Opini Rifqy Tenribali Eshanasir

Penangkapan Duterte: Kemenangan Hukum Internasional Melawan Impunitas

Penahanan Duterte merupakan peristiwa bersejarah, terlepas dari konteks persaingan politik domestik di Filipina.

Editor: Sudirman
Rifqy Tenribali Eshanasir
OPINI - Rifqy Tenribali Eshanasir, Alumnus program Sarjana Hubungan Internasional dan Studi Perdamaian Ritsumeikan Asia Pacific University (Jepang),dan program Pasca Sarjana Hukum Internasional dan Diplomasi Australian National University (ANU, Canberra), Peneliti pada Centre for Peace Conflict and Democracy, Universitas Hasanuddin. 

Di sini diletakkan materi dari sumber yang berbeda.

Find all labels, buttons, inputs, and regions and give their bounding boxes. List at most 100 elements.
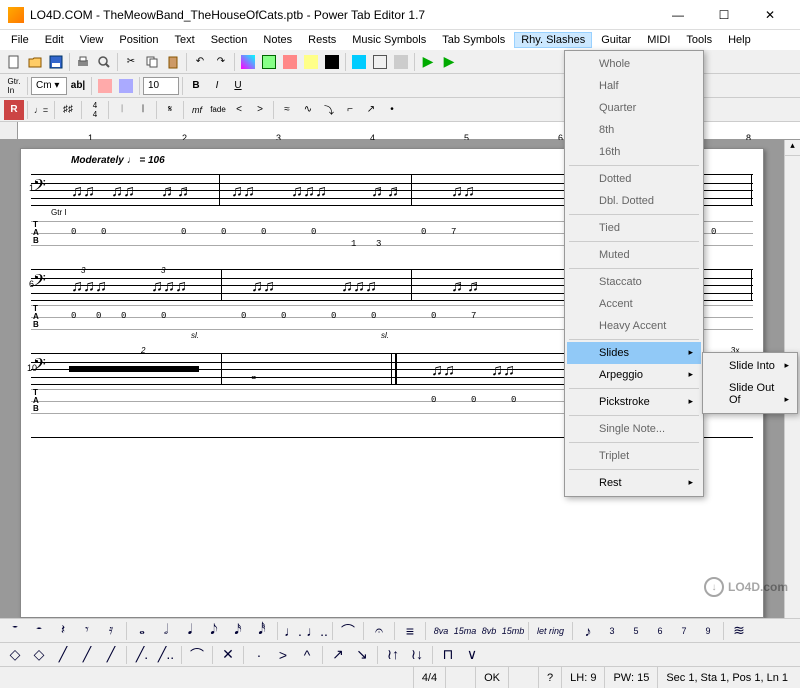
dynamic-mf-button[interactable]: mf <box>187 100 207 120</box>
tuplet7-button[interactable]: 7 <box>673 621 695 641</box>
slash-heavyaccent-button[interactable]: ^ <box>296 645 318 665</box>
tool-f-button[interactable] <box>349 52 369 72</box>
15mb-button[interactable]: 15mb <box>502 621 524 641</box>
dd-half[interactable]: Half <box>567 75 701 97</box>
menu-view[interactable]: View <box>73 32 111 48</box>
sym2-button[interactable]: ∿ <box>298 100 318 120</box>
slash-slide1-button[interactable]: ↗ <box>327 645 349 665</box>
chord-combo[interactable]: Cm ▾ <box>31 77 67 95</box>
menu-tab-symbols[interactable]: Tab Symbols <box>435 32 512 48</box>
double-dotted-button[interactable]: ♩.. <box>306 621 328 641</box>
slash-eighth-button[interactable]: ╱ <box>76 645 98 665</box>
play-from-button[interactable]: ▶ <box>439 52 459 72</box>
eighth-rest-button[interactable]: 𝄾 <box>76 621 98 641</box>
menu-rhy-slashes[interactable]: Rhy. Slashes <box>514 32 592 48</box>
open-button[interactable] <box>25 52 45 72</box>
8va-button[interactable]: 8va <box>430 621 452 641</box>
dd-triplet[interactable]: Triplet <box>567 445 701 467</box>
sixteenth-note-button[interactable]: 𝅘𝅥𝅯 <box>227 621 249 641</box>
tremolo-button[interactable]: ≡ <box>399 621 421 641</box>
save-button[interactable] <box>46 52 66 72</box>
sym3-button[interactable]: ⤵ <box>319 100 339 120</box>
dd-heavy-accent[interactable]: Heavy Accent <box>567 315 701 337</box>
whole-rest-button[interactable]: 𝄻 <box>4 621 26 641</box>
chord-text-button[interactable]: ab| <box>68 76 88 96</box>
timesig-button[interactable]: 44 <box>85 100 105 120</box>
slash-ddotted-button[interactable]: ╱.. <box>155 645 177 665</box>
tool-a-button[interactable] <box>238 52 258 72</box>
slash-slide2-button[interactable]: ↘ <box>351 645 373 665</box>
dd-slides[interactable]: Slides <box>567 342 701 364</box>
close-button[interactable]: ✕ <box>748 1 792 29</box>
barline1-button[interactable]: 𝄀 <box>112 100 132 120</box>
menu-tools[interactable]: Tools <box>679 32 719 48</box>
quarter-rest-button[interactable]: 𝄽 <box>52 621 74 641</box>
font-a-button[interactable] <box>95 76 115 96</box>
scroll-up-button[interactable]: ▴ <box>785 140 800 156</box>
underline-button[interactable]: U <box>228 76 248 96</box>
menu-text[interactable]: Text <box>168 32 202 48</box>
dd-dotted[interactable]: Dotted <box>567 168 701 190</box>
menu-music-symbols[interactable]: Music Symbols <box>345 32 433 48</box>
slash-16th-button[interactable]: ╱ <box>100 645 122 665</box>
slash-arp-up-button[interactable]: ≀↑ <box>382 645 404 665</box>
half-note-button[interactable]: 𝅗𝅥 <box>155 621 177 641</box>
sym6-button[interactable]: • <box>382 100 402 120</box>
slash-mute-button[interactable]: ✕ <box>217 645 239 665</box>
decresc-button[interactable]: > <box>250 100 270 120</box>
half-rest-button[interactable]: 𝄼 <box>28 621 50 641</box>
menu-edit[interactable]: Edit <box>38 32 71 48</box>
tool-g-button[interactable] <box>370 52 390 72</box>
let-ring-button[interactable]: let ring <box>533 621 568 641</box>
bold-button[interactable]: B <box>186 76 206 96</box>
dd-arpeggio[interactable]: Arpeggio <box>567 364 701 386</box>
menu-position[interactable]: Position <box>112 32 165 48</box>
slash-pick-up-button[interactable]: ∨ <box>461 645 483 665</box>
sub-slide-into[interactable]: Slide Into <box>705 355 795 377</box>
minimize-button[interactable]: — <box>656 1 700 29</box>
tool-h-button[interactable] <box>391 52 411 72</box>
menu-rests[interactable]: Rests <box>301 32 343 48</box>
r-button[interactable]: R <box>4 100 24 120</box>
italic-button[interactable]: I <box>207 76 227 96</box>
dd-muted[interactable]: Muted <box>567 244 701 266</box>
tool-b-button[interactable] <box>259 52 279 72</box>
tool-c-button[interactable] <box>280 52 300 72</box>
grace-button[interactable]: ♪ <box>577 621 599 641</box>
slash-arp-down-button[interactable]: ≀↓ <box>406 645 428 665</box>
slash-half-button[interactable]: ◇ <box>28 645 50 665</box>
menu-notes[interactable]: Notes <box>256 32 299 48</box>
slash-accent-button[interactable]: > <box>272 645 294 665</box>
tuplet6-button[interactable]: 6 <box>649 621 671 641</box>
slash-staccato-button[interactable]: · <box>248 645 270 665</box>
slash-pick-down-button[interactable]: ⊓ <box>437 645 459 665</box>
slash-dotted-button[interactable]: ╱. <box>131 645 153 665</box>
dd-staccato[interactable]: Staccato <box>567 271 701 293</box>
quarter-note-button[interactable]: 𝅘𝅥 <box>179 621 201 641</box>
dd-whole[interactable]: Whole <box>567 53 701 75</box>
dd-pickstroke[interactable]: Pickstroke <box>567 391 701 413</box>
dd-dbl-dotted[interactable]: Dbl. Dotted <box>567 190 701 212</box>
tool-e-button[interactable] <box>322 52 342 72</box>
guitar-in-button[interactable]: Gtr.In <box>4 76 24 96</box>
undo-button[interactable]: ↶ <box>190 52 210 72</box>
slash-whole-button[interactable]: ◇ <box>4 645 26 665</box>
tool-d-button[interactable] <box>301 52 321 72</box>
sub-slide-out-of[interactable]: Slide Out Of <box>705 377 795 411</box>
thirtysecond-note-button[interactable]: 𝅘𝅥𝅰 <box>251 621 273 641</box>
dd-single-note[interactable]: Single Note... <box>567 418 701 440</box>
barline2-button[interactable]: 𝄁 <box>133 100 153 120</box>
dotted-button[interactable]: ♩. <box>282 621 304 641</box>
menu-section[interactable]: Section <box>204 32 255 48</box>
dir1-button[interactable]: 𝄋 <box>160 100 180 120</box>
paste-button[interactable] <box>163 52 183 72</box>
dd-rest[interactable]: Rest <box>567 472 701 494</box>
tuplet5-button[interactable]: 5 <box>625 621 647 641</box>
8vb-button[interactable]: 8vb <box>478 621 500 641</box>
dd-accent[interactable]: Accent <box>567 293 701 315</box>
sym5-button[interactable]: ↗ <box>361 100 381 120</box>
15ma-button[interactable]: 15ma <box>454 621 476 641</box>
dd-tied[interactable]: Tied <box>567 217 701 239</box>
print-button[interactable] <box>73 52 93 72</box>
sixteenth-rest-button[interactable]: 𝄿 <box>100 621 122 641</box>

Oleh: Rifqy Tenribali Eshanasir

Alumnus program Sarjana Hubungan Internasional dan Studi Perdamaian Ritsumeikan Asia Pacific University (Jepang)

TRIBUN-TIMUR.COM - PENANGKAPAN mantan Presiden Filipina Rodrigo Duterte yang dilakukan berdasarkan surat perintah dari Pengadilan Kriminal Internasional (ICC), merupakan peristiwa penting kemenangan hukum internasional dalam melawan impunitas dan menegakkan keadilan di Filipina dan Asia secara umum.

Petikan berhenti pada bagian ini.